Me parece que el recuerdo más remoto que tengo de Gustavo es la vez que le vi leyendo un libro en el momento en que los demás regresábamos de bañarnos en el río. Y no era cualquier río. No recuerdo su nombre pero el que atravesaba San Luis, la finca de Carlos Schloss en los Llanos Orientales de Colombia, guardaba tembladores: un pez eléctrico; güios: la boa americana; y rayas, cuyo latigazo en el empeine podía hacer llorar de dolor a un vaquero curtido. Lo sé: lo vi una vez. Y el libro que leía Gustavo no era cualquier libro, al menos no a esa edad. Era, lo recuerdo muy bien, uno sobre la Revolución Francesa. Debíamos de tener unos doce o trece años y estudiábamos todos en el Liceo Francés de Bogotá. Y todos los demás eran amigos desde el jardín de infancia y yo, llegado no hacía mucho de España, era un novato en el sol del trópico, que abrasa sin avisar, emboscado en la calima. No sé si fue en esas vacaciones o en otras cuando me quemé la espalda de tal modo que el médico, en una capital fría encaramada en Los Andes a casi tres mil metros de altura, se creía apenas que eso lo pudiese haber hecho el sol. Guardo de San Luis el recuerdo deslumbrado por una América salvaje que hoy me parece casi un invento imposible de la memoria, del mismo modo que me parece imposible que Gustavo haya muerto en julio, a consecuencia de una infección pulmonar contraída mientras remontaba el Amazonas hacia Brasil, en un viaje largo tiempo deseado.
Gustavo, que tenía la curiosidad elegida por los antiguos como la definición misma de la juventud; pero no la de la piel sino la del espíritu.
O tal vez no fue ahí. Tal vez fue la vez en que la balsa-llanta de tractor en que atravesábamos un río crecido por el invierno volcó, la corriente arrastró con violencia la rueda y a todos nosotros agarrados a ella como la cola de una cometa, y el sacudón cuando se tensó la otra cuerda por el árbol a la que estaba amarrado ese pontón rudimentario no nos arrojó al agua para ahogarnos porque hay un Dios y estaba ahí.
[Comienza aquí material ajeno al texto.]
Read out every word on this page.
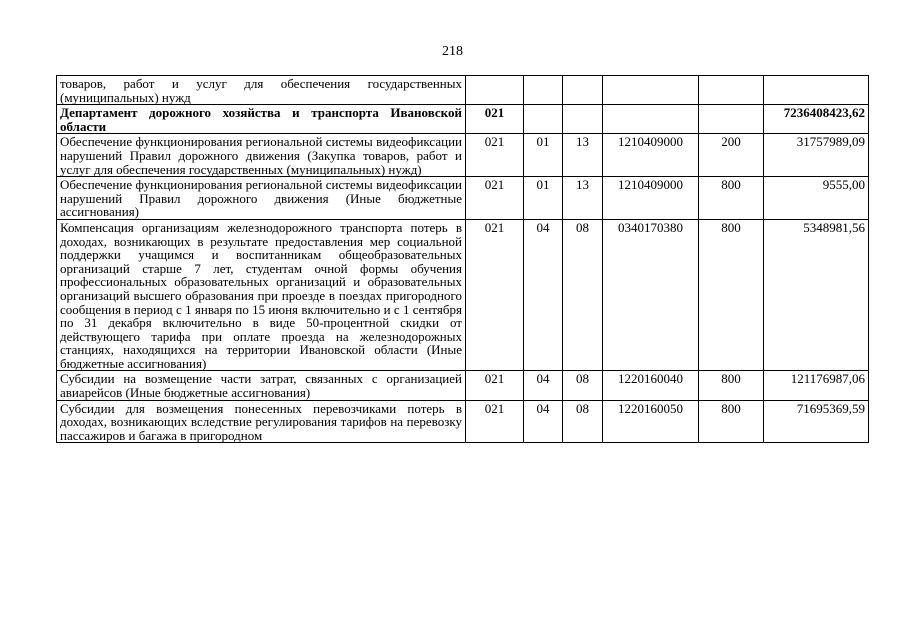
218
товаров, работ и услуг для обеспечения государственных (муниципальных) нужд						
Департамент дорожного хозяйства и транспорта Ивановской области	021					7236408423,62
Обеспечение функционирования региональной системы видеофиксации нарушений Правил дорожного движения (Закупка товаров, работ и услуг для обеспечения государственных (муниципальных) нужд)	021	01	13	1210409000	200	31757989,09
Обеспечение функционирования региональной системы видеофиксации нарушений Правил дорожного движения (Иные бюджетные ассигнования)	021	01	13	1210409000	800	9555,00
Компенсация организациям железнодорожного транспорта потерь в доходах, возникающих в результате предоставления мер социальной поддержки учащимся и воспитанникам общеобразовательных организаций старше 7 лет, студентам очной формы обучения профессиональных образовательных организаций и образовательных организаций высшего образования при проезде в поездах пригородного сообщения в период с 1 января по 15 июня включительно и с 1 сентября по 31 декабря включительно в виде 50-процентной скидки от действующего тарифа при оплате проезда на железнодорожных станциях, находящихся на территории Ивановской области (Иные бюджетные ассигнования)	021	04	08	0340170380	800	5348981,56
Субсидии на возмещение части затрат, связанных с организацией авиарейсов (Иные бюджетные ассигнования)	021	04	08	1220160040	800	121176987,06
Субсидии для возмещения понесенных перевозчиками потерь в доходах, возникающих вследствие регулирования тарифов на перевозку пассажиров и багажа в пригородном	021	04	08	1220160050	800	71695369,59
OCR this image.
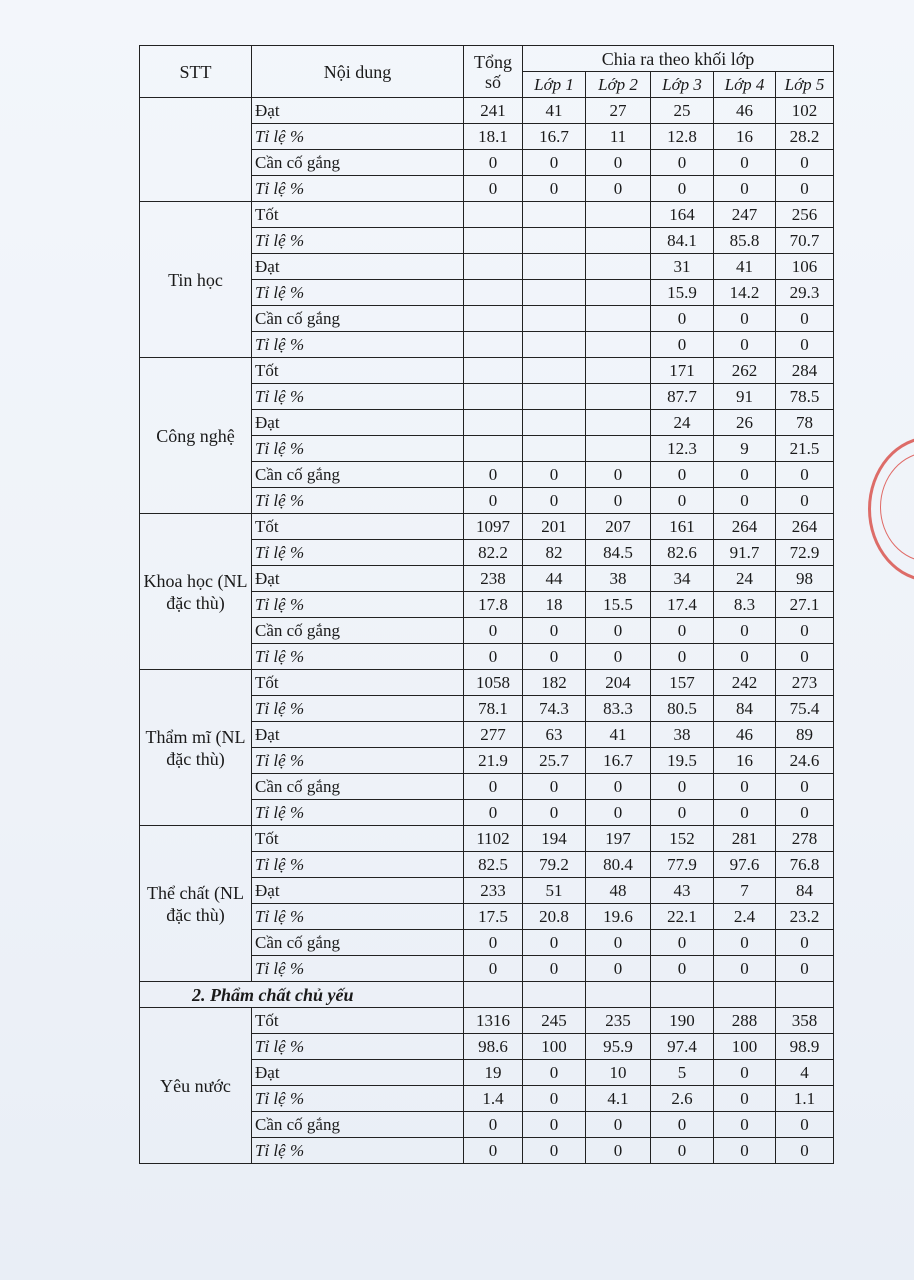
STT	Nội dung	Tổng số	Chia ra theo khối lớp				
			Lớp 1	Lớp 2	Lớp 3	Lớp 4	Lớp 5
	Đạt	241	41	27	25	46	102
	Tỉ lệ %	18.1	16.7	11	12.8	16	28.2
	Cần cố gắng	0	0	0	0	0	0
	Tỉ lệ %	0	0	0	0	0	0
Tin học	Tốt				164	247	256
	Tỉ lệ %				84.1	85.8	70.7
	Đạt				31	41	106
	Tỉ lệ %				15.9	14.2	29.3
	Cần cố gắng				0	0	0
	Tỉ lệ %				0	0	0
Công nghệ	Tốt				171	262	284
	Tỉ lệ %				87.7	91	78.5
	Đạt				24	26	78
	Tỉ lệ %				12.3	9	21.5
	Cần cố gắng	0	0	0	0	0	0
	Tỉ lệ %	0	0	0	0	0	0
Khoa học (NL đặc thù)	Tốt	1097	201	207	161	264	264
	Tỉ lệ %	82.2	82	84.5	82.6	91.7	72.9
	Đạt	238	44	38	34	24	98
	Tỉ lệ %	17.8	18	15.5	17.4	8.3	27.1
	Cần cố gắng	0	0	0	0	0	0
	Tỉ lệ %	0	0	0	0	0	0
Thẩm mĩ (NL đặc thù)	Tốt	1058	182	204	157	242	273
	Tỉ lệ %	78.1	74.3	83.3	80.5	84	75.4
	Đạt	277	63	41	38	46	89
	Tỉ lệ %	21.9	25.7	16.7	19.5	16	24.6
	Cần cố gắng	0	0	0	0	0	0
	Tỉ lệ %	0	0	0	0	0	0
Thể chất (NL đặc thù)	Tốt	1102	194	197	152	281	278
	Tỉ lệ %	82.5	79.2	80.4	77.9	97.6	76.8
	Đạt	233	51	48	43	7	84
	Tỉ lệ %	17.5	20.8	19.6	22.1	2.4	23.2
	Cần cố gắng	0	0	0	0	0	0
	Tỉ lệ %	0	0	0	0	0	0
2. Phẩm chất chủ yếu							
Yêu nước	Tốt	1316	245	235	190	288	358
	Tỉ lệ %	98.6	100	95.9	97.4	100	98.9
	Đạt	19	0	10	5	0	4
	Tỉ lệ %	1.4	0	4.1	2.6	0	1.1
	Cần cố gắng	0	0	0	0	0	0
	Tỉ lệ %	0	0	0	0	0	0
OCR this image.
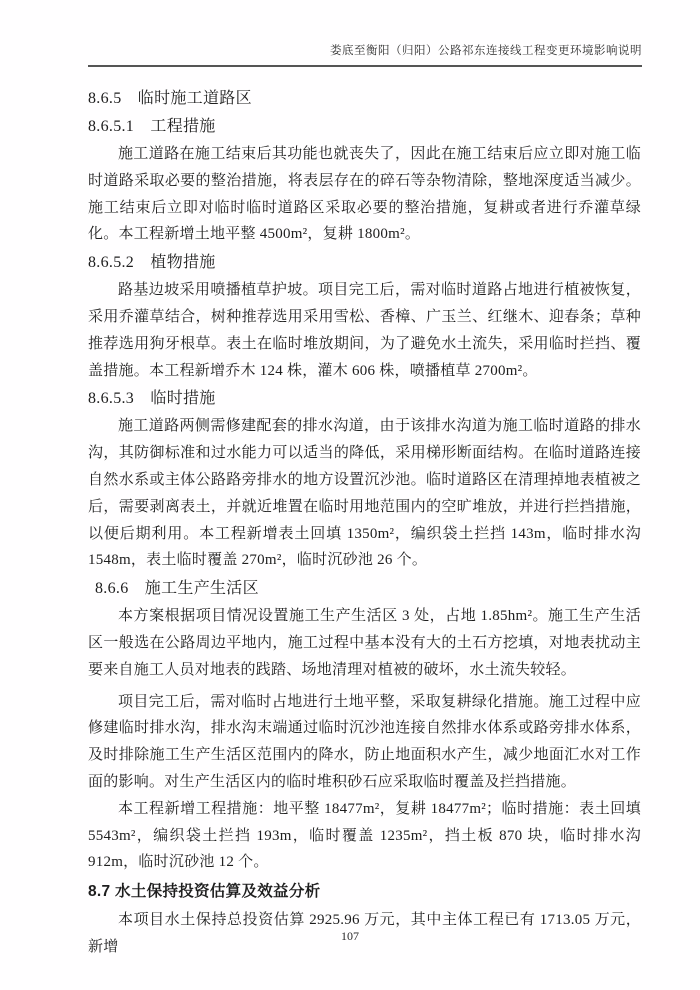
娄底至衡阳（归阳）公路祁东连接线工程变更环境影响说明
8.6.5　临时施工道路区
8.6.5.1　工程措施

施工道路在施工结束后其功能也就丧失了，因此在施工结束后应立即对施工临时道路采取必要的整治措施，将表层存在的碎石等杂物清除，整地深度适当减少。施工结束后立即对临时临时道路区采取必要的整治措施，复耕或者进行乔灌草绿化。本工程新增土地平整 4500m²，复耕 1800m²。

8.6.5.2　植物措施

路基边坡采用喷播植草护坡。项目完工后，需对临时道路占地进行植被恢复，采用乔灌草结合，树种推荐选用采用雪松、香樟、广玉兰、红继木、迎春条；草种推荐选用狗牙根草。表土在临时堆放期间，为了避免水土流失，采用临时拦挡、覆盖措施。本工程新增乔木 124 株，灌木 606 株，喷播植草 2700m²。

8.6.5.3　临时措施

施工道路两侧需修建配套的排水沟道，由于该排水沟道为施工临时道路的排水沟，其防御标准和过水能力可以适当的降低，采用梯形断面结构。在临时道路连接自然水系或主体公路路旁排水的地方设置沉沙池。临时道路区在清理掉地表植被之后，需要剥离表土，并就近堆置在临时用地范围内的空旷堆放，并进行拦挡措施，以便后期利用。本工程新增表土回填 1350m²，编织袋土拦挡 143m，临时排水沟 1548m，表土临时覆盖 270m²，临时沉砂池 26 个。

8.6.6　施工生产生活区

本方案根据项目情况设置施工生产生活区 3 处，占地 1.85hm²。施工生产生活区一般选在公路周边平地内，施工过程中基本没有大的土石方挖填，对地表扰动主要来自施工人员对地表的践踏、场地清理对植被的破坏，水土流失较轻。

项目完工后，需对临时占地进行土地平整，采取复耕绿化措施。施工过程中应修建临时排水沟，排水沟末端通过临时沉沙池连接自然排水体系或路旁排水体系，及时排除施工生产生活区范围内的降水，防止地面积水产生，减少地面汇水对工作面的影响。对生产生活区内的临时堆积砂石应采取临时覆盖及拦挡措施。

本工程新增工程措施：地平整 18477m²，复耕 18477m²；临时措施：表土回填 5543m²，编织袋土拦挡 193m，临时覆盖 1235m²，挡土板 870 块，临时排水沟 912m，临时沉砂池 12 个。

8.7 水土保持投资估算及效益分析

本项目水土保持总投资估算 2925.96 万元，其中主体工程已有 1713.05 万元，新增

107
Así comienza Trampas para estrellas, una novela sólo en apariencia fantástica: con esa historia real.
Luego los recuerdos dejan de ser de acción y se remansan en una de las aulas del colegio, en la 87 desde la 7ª, la calle más bella del mundo antes de que ahí llegara también la Internacional del Ladrillo, que está escrito llegará a todas partes. Eran unos años hoy tan inverosímiles, lentos y pacíficos que teníamos tiempo hasta para hacer mapas, y los de Gustavo eran sin duda los mejores: exactos, balanceados, no pistas para urbanizadores de montañas o rastreadores de ríos sino para colgar en la pared como paisajes. Eso debiera haber servido de aviso, pero no: con la pesada circunstancia de que era el nieto del poeta Jorge Zalamea, el autor de El sueño de las escalinatas pero también el traductor de Pájaros, de Saint-John Perse, e hijo y sobrino de escritores, en el país de los abolengos y dinastías gobernantes, dábamos por hecho que Gustavo sería escritor o no sería.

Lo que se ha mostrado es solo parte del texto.